Earlier this year, Pesticide Action Network North America - in collaboration with nonprofit litigators, scientists, grassroots coalitions, farmers and farmworkers - helped stop the sale of methyl iodide, a cancer-causing fumigant commonly used in strawberry fields. “The collaboration was effective because we were able to talk to enough people through the press and in our communities, so that Arysta, the manufacturer, pulled methyl iodide from the market,” Towers explained.

And the Association of Farmworker Opportunities Programs, in partnership with the EPA, has provided more than 550,000 migrant and seasonal farmworkers with a pesticide safety training program since 1996, Schroeder said. “Our curriculum has multi-lingual capability, sensitivity to low-literacy and cultural awareness that brings information about pesticides directly into the fields, orchards and nurseries,” she explained.

Despite these achievements, both generally agreed with Bittman’s conclusion that when it comes to pesticides: “Much damage has been done, and it’s going to get worse before it gets better.”
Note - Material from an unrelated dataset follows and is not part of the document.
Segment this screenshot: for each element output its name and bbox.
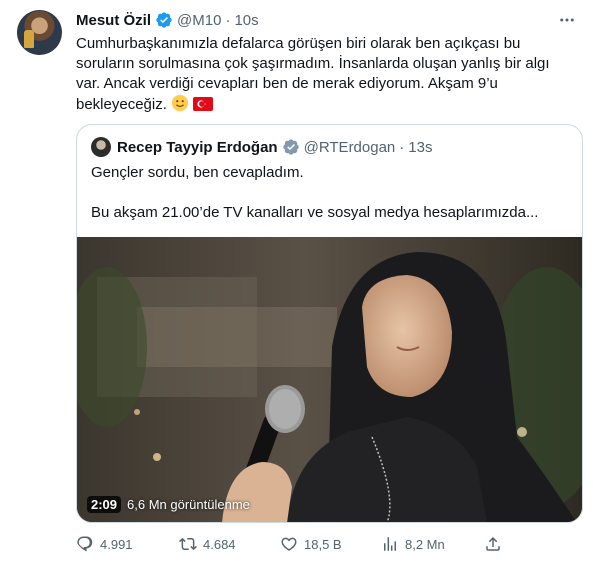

“The long-term solution is to reduce pesticide use, and the ways to do that include some of the typical laundry-list items that find their way into every ‘how to improve American agriculture’ story,” Bittman writes. That, he said, includes rotating crops; regulating pesticides better, with special attention paid to their impact on farmworkers, people of childbearing age, and women in their first trimester of pregnancy; giving farmers the option of using non-genetically engineered seeds; and moving toward using more organic farming principles.

Bittman also encouraged consumers to choose organic produce to reduce their pesticide exposure when possible, especially for the fruits and vegetables that the Environmental Working Group labels as the “Dirty Dozen.”

But the long-term solution should also include making consumers aware of pesticides’ impacts on farmworkers and farmworker communities, Schroeder said.

“Awareness needs to continue to be raised among the general public, not only about pesticides on the food we eat, but also the effect pesticides have on the 2.5 million men, women, and children who work in the fields,” she said. “Farmworkers suffer the consequences of long-term pesticide exposure as they work in the fields, experience acute pesticide poisoning when pesticide drift carries dangerous chemicals to where they are working, and worry about exposing their developing children to these chemicals as most farmworker housing is nearby agricultural fields,” she said.